Alors que la campagne des européennes commence, le chiffre est dans toutes les bouches. Du Front National au Front de gauche, en passant par l’UMP et le PS, tous prétendent que 80% des lois votées en France proviendraient directement de Bruxelles. Qu’en est-il réellement?
« 80% des lois votées en France sont d’origine communautaire », déclarait le 18 avril le candidat du Front de gauche dans le Nord-Ouest, Jacky Henin. La semaine d’avant c’était l’UMP, avec le secrétaire d’État aux Affaires européennes, Bruno Le Maire (EURACTIV.fr 17/4/2009). Quelques jours avant, il s’agissait de la candidate PS dans l’Ouest Bernadette Vergnault.
Après la signature du Traité de Maastricht en 1992, le président de la Commission européenne de l’époque, Jacques Delors, avait déclaré : « en 1998, plus de 80% des textes nationaux seront communautaires ». Un message repris par l’essentiel des partis politiques aujourd’hui.
Libertas, le rassemblement politique du Mouvement pour le France (MPF) de Philippe De Villiers et de Chasse, pêche, nature et tradition (CNPT) de Frédéric Nihous, en fait même l’un des thèmes majeur de sa campagne. « Les lois votées à l’Assemblée nationale et au Sénat proviennent à 80% de directives émises par des bureaucrates bruxellois, déconnectés des spécificités de chaque pays, et qui ne sont pas élus démocratiquement », accuse-t-on au sein du rassemblement.
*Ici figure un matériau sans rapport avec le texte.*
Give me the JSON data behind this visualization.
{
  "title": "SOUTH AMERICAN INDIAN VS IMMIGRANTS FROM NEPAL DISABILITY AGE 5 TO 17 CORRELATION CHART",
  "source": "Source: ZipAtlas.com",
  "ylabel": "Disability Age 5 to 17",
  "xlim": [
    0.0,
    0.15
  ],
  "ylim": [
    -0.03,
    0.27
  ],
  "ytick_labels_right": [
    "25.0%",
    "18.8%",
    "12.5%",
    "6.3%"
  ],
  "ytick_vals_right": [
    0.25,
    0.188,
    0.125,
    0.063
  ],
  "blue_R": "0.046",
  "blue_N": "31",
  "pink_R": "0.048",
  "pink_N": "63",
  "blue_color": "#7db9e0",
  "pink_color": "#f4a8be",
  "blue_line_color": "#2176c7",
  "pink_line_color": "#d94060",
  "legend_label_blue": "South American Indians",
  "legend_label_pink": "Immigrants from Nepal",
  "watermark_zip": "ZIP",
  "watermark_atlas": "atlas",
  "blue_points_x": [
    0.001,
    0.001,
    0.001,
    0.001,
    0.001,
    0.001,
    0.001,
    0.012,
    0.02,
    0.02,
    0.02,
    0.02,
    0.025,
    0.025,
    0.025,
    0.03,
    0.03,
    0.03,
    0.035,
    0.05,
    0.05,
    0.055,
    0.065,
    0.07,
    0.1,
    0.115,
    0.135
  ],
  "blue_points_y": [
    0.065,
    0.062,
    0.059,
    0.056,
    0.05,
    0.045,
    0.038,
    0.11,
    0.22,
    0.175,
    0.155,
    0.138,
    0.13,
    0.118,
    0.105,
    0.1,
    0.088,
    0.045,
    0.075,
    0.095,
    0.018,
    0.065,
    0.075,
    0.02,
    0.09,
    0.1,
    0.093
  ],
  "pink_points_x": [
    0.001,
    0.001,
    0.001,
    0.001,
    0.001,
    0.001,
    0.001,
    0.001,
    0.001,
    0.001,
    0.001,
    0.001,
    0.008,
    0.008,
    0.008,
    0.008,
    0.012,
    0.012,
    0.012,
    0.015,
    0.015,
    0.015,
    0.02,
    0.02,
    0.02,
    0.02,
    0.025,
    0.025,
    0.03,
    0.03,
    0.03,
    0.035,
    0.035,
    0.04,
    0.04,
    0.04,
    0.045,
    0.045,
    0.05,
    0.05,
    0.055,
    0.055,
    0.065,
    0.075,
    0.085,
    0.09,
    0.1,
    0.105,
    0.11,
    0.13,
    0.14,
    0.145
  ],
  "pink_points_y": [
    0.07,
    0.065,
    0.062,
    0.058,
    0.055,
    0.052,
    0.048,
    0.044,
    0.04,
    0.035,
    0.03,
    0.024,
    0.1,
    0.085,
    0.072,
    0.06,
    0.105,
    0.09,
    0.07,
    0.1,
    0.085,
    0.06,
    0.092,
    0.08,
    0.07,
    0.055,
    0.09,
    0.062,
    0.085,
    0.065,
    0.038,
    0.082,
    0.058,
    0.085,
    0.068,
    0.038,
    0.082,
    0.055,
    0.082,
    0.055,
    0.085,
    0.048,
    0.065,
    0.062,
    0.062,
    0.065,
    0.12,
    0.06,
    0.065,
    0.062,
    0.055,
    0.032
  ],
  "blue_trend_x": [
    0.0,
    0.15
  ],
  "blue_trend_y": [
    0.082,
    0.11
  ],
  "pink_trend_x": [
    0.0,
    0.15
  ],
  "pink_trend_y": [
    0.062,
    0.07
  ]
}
« C’est un fait, ce chiffre ne fait pas débat ! », assène le service de presse de Libertas. Au sénat, l’administrateur chargé de la documentation pour le service des affaires européennes, David Mahé estime pourtant « qu’il n’y a jamais eu d’étude sérieuse » sur le sujet. Interrogé à nouveau, Libertas se défend : ce chiffre provient « de la Fondation Robert Schuman ».
Côté Fondation Robert Schuman on rétorque : « nous n’avons jamais fait de rapport sur le sujet et aucune étude aujourd’hui ne fait état d’un inventaire précis sur ce point ». « Personne ne sait d’où vient ce chiffre », indique-t-on. Une statistique qui n’est d’ailleurs pas très précise. « Certains parlent de 60%, d’autres de 70, 80 ou 90% », rappelle la Fondation.
Ce chiffre, une réalité ?
En 2002, le vice-président du Conseil d’État, Renaud Denoix de Saint-Marc était auditionné sur le sujet devant la délégation pour l’Union européenne de l’Assemblée nationale. « En réponse à une question d’Edouard Balladur sur le pourcentage de la législation nationale d’origine communautaire, il avait alors précisé qu’environ la moitié de la législation nationale française était d’origine communautaire », précise M. Mahé. Aujourd’hui l’administrateur du Sénat estime « la proportion entre 50 et 60 % et non 80 % comme il est régulièrement dit ».
Le Conseil d’État a étudié la question à deux reprises, en 1992 et 2007. Le premier rapport correspond en fait à la date de mise en œuvre du « paquet Delors » en France, un ensemble de plus de 300 directives visant à instaurer le marché intérieur. «Ce contexte peut expliquer qu’à l’époque le chiffre de 80% ait été une réalité», indique un analyste politique.
Aujourd’hui, le conseiller d’État Jean-Luc Sauron estime que c’est probablement « un peu moins ». « Et cela varie beaucoup selon les secteurs », indique le directeur du Bureau d’information pour la France du Parlement européen, Alain Barrau. « Dans le domaine agricole, jusqu’à 100% » de nos lois ont une origine communautaire, et la politique des équipements « est aussi très influencée » par l’UE, estime M. Sauron. « En matière d’environnement il est très probable que 80% de la législation française soit d’origine européenne, mais pas en matière de santé ou d’éducation », estime-t-on à la Fondation Robert Schuman.
Il est donc « très difficile » de se prononcer sur un chiffre et de réaliser une étude, estime David Mahé. «Les directives communautaires sont parfois transposées sous la forme d’une loi, mais peuvent aussi l’être par décret», explique-t-il.
Mais notre droit national est-il seulement influencé par l’UE? « Quelle est la part du droit national qui est vraiment national? », lance Jean-Luc Sauron. La France signe aussi des conventions avec des États qui ne sont pas membres de l’UE, tels les États-Unis ou d’autres, et qui influencent le droit français, rappelle-t-il. Si, pour certains, « 80% est un signe de non-démocratie », c’est au contraire pour le Maître des requêtes, « la découverte que nous ne sommes plus seul ! ».